Nos encontramos entonces ante un individuo que además de estar vomitando y
con diarrea, está alucinando y tiene la mente excitada. Pasada la rasca
presentará con frecuencia episodios de flash back, que consisten en lapsos
cortos en los que se perciben eventos ya sucedidos. Eso sin contar con la
posibilidad, asociada al consumo de yagé, de, digámoslo así, activar un
núcleo psicótico previo y asintomático (como quien dice un rayón que uno ya
tenía), asegurándole una buena temporada en una unidad de salud mental. ¿Qué
podemos hacer con eso desde el punto de vista terapéutico?

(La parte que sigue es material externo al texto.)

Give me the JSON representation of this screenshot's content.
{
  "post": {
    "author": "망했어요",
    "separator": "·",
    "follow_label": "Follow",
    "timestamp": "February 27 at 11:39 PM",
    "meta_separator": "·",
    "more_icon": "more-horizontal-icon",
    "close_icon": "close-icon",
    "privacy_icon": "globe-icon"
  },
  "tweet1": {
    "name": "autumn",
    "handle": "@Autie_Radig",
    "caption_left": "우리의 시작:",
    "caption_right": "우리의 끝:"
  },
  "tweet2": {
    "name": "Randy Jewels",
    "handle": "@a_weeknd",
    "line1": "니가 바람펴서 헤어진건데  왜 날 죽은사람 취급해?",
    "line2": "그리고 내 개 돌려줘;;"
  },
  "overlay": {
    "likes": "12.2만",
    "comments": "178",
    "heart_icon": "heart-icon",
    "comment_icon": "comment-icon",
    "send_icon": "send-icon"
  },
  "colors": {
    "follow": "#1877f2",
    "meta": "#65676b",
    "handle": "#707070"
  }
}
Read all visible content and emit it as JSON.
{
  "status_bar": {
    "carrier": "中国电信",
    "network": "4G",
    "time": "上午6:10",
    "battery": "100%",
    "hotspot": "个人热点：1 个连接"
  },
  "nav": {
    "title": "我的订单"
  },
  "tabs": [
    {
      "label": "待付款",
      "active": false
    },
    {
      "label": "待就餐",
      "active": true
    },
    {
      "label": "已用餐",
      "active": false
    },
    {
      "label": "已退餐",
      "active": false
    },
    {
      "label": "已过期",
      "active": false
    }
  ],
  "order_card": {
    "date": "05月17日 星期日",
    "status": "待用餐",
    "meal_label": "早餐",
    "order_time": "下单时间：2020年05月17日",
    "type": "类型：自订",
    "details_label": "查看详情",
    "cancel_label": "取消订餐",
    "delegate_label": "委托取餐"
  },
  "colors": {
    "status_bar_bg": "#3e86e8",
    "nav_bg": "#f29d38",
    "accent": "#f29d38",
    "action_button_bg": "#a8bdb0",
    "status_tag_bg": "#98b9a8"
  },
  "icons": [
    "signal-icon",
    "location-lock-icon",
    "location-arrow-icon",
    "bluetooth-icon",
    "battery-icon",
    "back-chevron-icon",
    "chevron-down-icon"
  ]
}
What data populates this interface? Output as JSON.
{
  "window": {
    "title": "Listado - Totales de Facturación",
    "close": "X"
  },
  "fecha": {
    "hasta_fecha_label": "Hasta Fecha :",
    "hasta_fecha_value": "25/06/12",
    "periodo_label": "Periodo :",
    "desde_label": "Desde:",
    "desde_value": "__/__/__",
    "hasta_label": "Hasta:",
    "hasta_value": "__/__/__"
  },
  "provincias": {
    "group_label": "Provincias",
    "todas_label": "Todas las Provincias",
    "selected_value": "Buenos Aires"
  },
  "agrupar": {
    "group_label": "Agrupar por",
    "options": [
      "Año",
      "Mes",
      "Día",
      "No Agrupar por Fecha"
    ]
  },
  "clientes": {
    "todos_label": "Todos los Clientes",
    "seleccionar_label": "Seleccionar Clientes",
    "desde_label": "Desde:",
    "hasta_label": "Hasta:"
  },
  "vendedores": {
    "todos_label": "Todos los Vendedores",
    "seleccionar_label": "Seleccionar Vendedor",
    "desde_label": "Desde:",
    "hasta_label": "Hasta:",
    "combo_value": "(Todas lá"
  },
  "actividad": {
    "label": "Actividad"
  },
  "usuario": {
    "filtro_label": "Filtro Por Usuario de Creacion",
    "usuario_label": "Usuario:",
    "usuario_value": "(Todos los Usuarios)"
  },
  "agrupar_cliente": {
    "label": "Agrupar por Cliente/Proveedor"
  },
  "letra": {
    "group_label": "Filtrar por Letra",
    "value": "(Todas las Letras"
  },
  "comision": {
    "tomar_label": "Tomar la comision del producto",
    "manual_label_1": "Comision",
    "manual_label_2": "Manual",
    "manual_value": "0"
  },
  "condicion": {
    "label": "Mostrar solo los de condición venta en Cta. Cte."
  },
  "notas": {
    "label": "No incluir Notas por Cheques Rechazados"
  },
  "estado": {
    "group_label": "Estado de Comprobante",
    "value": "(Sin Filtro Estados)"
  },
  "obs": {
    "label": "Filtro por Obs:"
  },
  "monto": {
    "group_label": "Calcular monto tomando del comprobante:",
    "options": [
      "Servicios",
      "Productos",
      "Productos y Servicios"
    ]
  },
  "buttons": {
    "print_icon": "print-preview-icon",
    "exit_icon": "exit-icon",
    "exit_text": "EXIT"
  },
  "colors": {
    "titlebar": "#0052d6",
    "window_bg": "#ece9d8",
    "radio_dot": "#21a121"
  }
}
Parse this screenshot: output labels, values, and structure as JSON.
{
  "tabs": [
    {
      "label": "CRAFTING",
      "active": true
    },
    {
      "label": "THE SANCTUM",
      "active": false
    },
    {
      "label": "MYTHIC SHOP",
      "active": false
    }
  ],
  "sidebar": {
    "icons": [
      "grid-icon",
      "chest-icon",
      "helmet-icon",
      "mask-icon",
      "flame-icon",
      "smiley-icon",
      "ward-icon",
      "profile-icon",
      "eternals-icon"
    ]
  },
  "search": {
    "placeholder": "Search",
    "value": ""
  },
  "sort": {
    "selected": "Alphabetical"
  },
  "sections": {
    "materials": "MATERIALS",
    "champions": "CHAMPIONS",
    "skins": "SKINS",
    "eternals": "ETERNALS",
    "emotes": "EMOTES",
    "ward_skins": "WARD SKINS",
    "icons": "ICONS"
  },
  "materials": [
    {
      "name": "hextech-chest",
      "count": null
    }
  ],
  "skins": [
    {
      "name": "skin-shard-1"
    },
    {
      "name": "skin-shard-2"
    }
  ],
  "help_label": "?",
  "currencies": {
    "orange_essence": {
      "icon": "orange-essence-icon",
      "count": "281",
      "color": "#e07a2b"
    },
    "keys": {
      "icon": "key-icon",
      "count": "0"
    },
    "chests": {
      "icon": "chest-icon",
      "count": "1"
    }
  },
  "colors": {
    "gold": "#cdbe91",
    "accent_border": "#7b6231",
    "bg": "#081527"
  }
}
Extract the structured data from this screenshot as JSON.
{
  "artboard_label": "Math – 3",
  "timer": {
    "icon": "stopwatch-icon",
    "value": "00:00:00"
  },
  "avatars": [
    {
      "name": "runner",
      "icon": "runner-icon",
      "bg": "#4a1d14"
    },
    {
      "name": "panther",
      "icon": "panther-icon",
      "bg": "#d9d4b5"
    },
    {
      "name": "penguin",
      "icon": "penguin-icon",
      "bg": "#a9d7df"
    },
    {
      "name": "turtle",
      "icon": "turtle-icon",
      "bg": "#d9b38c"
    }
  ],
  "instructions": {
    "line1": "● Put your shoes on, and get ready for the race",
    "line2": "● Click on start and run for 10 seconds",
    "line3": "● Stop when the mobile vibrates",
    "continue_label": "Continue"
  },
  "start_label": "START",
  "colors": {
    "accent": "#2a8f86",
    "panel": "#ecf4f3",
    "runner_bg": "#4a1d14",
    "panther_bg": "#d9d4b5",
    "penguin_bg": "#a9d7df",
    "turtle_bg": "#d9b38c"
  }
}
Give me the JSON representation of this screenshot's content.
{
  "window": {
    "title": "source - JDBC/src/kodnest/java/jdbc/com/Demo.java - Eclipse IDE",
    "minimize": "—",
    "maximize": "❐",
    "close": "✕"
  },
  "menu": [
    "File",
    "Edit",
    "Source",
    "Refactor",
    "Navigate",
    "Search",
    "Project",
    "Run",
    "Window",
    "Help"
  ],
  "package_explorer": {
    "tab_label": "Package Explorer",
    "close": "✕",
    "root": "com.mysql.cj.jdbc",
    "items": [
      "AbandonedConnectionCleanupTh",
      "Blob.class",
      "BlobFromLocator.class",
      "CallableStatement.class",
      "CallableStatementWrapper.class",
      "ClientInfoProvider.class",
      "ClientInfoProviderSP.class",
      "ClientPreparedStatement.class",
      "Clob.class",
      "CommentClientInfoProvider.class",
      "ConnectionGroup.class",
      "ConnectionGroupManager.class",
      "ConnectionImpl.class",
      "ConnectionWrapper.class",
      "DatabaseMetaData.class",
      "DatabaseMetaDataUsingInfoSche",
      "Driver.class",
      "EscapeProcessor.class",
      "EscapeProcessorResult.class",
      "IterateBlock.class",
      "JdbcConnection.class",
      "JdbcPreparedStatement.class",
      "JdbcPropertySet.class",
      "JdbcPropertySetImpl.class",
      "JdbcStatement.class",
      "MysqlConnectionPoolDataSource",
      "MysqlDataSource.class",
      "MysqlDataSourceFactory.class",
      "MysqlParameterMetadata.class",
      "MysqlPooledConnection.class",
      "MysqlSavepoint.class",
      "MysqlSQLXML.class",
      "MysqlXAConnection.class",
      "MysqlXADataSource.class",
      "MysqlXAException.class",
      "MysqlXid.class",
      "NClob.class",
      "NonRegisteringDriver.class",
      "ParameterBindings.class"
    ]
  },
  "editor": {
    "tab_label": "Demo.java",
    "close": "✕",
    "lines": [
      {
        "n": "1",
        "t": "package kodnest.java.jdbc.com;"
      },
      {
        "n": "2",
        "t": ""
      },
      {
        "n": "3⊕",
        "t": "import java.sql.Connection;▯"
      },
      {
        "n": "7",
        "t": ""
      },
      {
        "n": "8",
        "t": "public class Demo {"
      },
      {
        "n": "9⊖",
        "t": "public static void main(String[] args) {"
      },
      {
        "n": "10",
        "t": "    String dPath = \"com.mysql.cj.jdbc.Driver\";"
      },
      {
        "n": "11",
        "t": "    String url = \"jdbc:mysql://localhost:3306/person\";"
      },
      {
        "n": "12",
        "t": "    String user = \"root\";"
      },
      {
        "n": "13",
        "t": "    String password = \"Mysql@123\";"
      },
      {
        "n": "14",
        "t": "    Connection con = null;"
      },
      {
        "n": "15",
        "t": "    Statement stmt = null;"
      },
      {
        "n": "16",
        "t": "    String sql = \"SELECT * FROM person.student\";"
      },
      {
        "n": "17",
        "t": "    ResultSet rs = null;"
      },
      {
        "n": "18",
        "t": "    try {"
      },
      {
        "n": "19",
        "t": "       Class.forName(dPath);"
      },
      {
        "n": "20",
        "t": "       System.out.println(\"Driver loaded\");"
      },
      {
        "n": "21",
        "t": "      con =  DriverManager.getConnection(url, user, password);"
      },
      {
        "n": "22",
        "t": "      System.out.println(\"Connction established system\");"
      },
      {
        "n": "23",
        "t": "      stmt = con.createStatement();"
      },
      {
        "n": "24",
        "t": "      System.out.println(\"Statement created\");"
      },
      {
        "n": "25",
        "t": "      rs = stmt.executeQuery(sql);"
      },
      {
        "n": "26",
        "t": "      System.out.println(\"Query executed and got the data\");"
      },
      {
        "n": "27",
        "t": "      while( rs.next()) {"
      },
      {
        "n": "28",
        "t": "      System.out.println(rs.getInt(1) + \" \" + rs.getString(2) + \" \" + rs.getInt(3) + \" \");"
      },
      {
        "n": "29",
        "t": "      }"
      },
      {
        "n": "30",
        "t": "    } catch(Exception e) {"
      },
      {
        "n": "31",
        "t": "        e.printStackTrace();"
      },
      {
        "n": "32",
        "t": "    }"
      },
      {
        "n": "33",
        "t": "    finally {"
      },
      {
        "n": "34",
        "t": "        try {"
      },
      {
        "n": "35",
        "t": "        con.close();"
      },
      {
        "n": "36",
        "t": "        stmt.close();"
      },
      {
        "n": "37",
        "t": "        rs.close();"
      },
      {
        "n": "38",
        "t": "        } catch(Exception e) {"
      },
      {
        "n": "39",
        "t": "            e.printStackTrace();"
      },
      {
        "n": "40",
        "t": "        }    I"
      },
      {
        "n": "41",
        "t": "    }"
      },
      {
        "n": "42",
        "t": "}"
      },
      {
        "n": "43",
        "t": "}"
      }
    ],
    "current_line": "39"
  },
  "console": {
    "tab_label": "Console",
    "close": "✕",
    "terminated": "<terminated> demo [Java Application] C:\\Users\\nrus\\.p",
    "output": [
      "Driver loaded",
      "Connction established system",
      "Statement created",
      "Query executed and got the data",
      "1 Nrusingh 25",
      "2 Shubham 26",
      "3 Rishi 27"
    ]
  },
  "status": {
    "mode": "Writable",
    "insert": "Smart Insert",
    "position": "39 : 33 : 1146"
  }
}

La idea del quehacer médico es, dicho brevemente, proporcionar tratamientos
efectivos que brinden el mayor beneficio mientras se expone al paciente al
menor riesgo posible: Lo anterior no nos permite recomendar el yagé como
estrategia terapéutica. Sin embargo, los inhibidores de la MAO se utilizan
como antidepresivos desde hace años, así como los inhibidores de la
recaptación de serotonina. Por la vía de la serotonina disponemos
actualmente de medicamentos efectivos para tratar el vómito, y ni hablar del
valor terapéutico de otros alcaloides como la atropina. Así podría enumerar
varios compuestos derivados de productos vegetales cuyo efecto se ha
depurado y optimizado con la idea de brindar una terapia adecuada con un
margen de seguridad aceptable. Eso es lo que, partiendo en algunos casos del
empirismo y apoyados en lo que nos da la ciencia, podemos ofrecer hoy. Lo
que pasa es que a las pepitas también hay que ponerles fe.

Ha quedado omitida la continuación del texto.